L'Autorité de la concurrence a toutefois considéré, d'une part, que le délai d'instruction n'était pas suffisamment long pour la priver de l'opportunité d'accepter des engagements et, d'autre part, que les pratiques visées n'imposaient pas nécessairement l'édiction d'une sanction. Elle a en outre jugé qu'aucun élément du dossier ne permettait d'établir que l'économie avait subi un dommage important. À cet égard, la baisse des parts de marché de Kiala sur la livraison hors domicile ne serait pas imputable à La Poste et à la mise en place de sa politique de remises, mais à une baisse de la qualité des services de l'entreprise.
 
Le contexte étant jugé propice à la mise en œuvre d'engagements, il n’appartenait plus qu’à l'Autorité de s'assurer que les engagements proposés par La Poste en juillet 2019 étaient nécessaires, proportionnés et suffisants pour mettre un terme aux préoccupations de concurrence identifiées.

L’acceptation des engagements

À l'issue de son analyse et après une série d’échanges avec La Poste, l'Autorité de la concurrence a considéré que les engagements en cause étaient suffisamment proportionnés, en ce qu'ils permettaient de sécuriser le périmètre de leur mise en œuvre, le respect des engagements s’imposant à toute entité chargée de l’activité de livraison de colis BtoC à domicile (à l’heure actuelle, seule La Poste SA est contrainte par ces engagements et non l’entièreté du Groupe La Poste), de répondre au risque d'éviction lié aux remises de couplage rétroactives et de répondre efficacement aux préoccupations de concurrence.

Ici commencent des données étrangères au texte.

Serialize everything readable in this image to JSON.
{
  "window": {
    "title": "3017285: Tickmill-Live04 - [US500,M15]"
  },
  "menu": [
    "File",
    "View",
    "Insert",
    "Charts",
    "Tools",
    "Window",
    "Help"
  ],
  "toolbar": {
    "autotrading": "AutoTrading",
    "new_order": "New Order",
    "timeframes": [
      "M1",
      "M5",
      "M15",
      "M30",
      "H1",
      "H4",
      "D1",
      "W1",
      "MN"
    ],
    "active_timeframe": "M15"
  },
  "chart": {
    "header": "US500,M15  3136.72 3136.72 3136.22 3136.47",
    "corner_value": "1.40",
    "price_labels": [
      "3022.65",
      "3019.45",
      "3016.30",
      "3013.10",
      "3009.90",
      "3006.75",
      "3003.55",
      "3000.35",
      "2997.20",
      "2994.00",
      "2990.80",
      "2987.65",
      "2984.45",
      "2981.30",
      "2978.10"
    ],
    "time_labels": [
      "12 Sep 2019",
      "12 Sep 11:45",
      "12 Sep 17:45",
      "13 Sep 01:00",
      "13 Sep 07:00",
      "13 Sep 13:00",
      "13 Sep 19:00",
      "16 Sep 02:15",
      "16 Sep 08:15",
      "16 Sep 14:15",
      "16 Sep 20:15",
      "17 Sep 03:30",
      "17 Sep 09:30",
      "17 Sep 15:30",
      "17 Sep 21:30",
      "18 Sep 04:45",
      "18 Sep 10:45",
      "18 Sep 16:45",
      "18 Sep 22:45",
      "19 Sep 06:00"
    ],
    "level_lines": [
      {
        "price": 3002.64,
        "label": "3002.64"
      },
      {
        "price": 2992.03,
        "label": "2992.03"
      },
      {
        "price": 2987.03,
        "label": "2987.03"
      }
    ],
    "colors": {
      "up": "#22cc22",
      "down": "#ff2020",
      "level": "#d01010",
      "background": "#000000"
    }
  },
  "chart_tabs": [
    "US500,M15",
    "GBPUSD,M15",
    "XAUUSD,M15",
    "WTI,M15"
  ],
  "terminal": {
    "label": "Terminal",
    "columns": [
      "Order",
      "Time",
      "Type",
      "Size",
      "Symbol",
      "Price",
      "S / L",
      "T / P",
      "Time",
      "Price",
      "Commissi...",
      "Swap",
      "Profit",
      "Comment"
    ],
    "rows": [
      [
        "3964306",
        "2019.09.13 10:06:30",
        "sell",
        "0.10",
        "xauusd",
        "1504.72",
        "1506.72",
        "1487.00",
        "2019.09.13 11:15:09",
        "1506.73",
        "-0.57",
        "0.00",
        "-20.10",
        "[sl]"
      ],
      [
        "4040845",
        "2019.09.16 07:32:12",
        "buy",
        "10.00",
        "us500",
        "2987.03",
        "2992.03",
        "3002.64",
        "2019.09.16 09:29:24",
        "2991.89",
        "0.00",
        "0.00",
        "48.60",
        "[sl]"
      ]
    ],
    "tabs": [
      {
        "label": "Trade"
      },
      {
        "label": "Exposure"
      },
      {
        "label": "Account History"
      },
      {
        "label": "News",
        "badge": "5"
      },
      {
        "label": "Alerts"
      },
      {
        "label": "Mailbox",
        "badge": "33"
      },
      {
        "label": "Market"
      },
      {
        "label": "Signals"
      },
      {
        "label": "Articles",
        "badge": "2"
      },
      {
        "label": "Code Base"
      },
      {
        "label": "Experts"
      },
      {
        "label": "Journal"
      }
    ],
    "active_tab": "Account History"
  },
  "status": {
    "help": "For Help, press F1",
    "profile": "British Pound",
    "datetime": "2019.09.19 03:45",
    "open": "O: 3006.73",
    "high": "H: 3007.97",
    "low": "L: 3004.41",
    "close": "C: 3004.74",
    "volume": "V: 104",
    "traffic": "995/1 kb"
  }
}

Les engagements acceptés par l'Autorité de la concurrence sont variés et consistent notamment à mettre en place des formations en droit de la concurrence et une grille de prix nets sur la base d'une grille incrémentale. En vertu de l’article L. 464-2 du code de commerce, ces engagements ont valeur contraignante et leur non-respect est susceptible d’être sanctionné par l’Autorité.

Conformément à l’article 8 de l’ordonnance n° 2020-306 du 25 mars 2020, la décision de l'Autorité de la concurrence acceptant ces engagements sera exécutoire à l’expiration d’un délai d’un mois à compter de la cessation de l’état d’urgence sanitaire, due au Covid-19.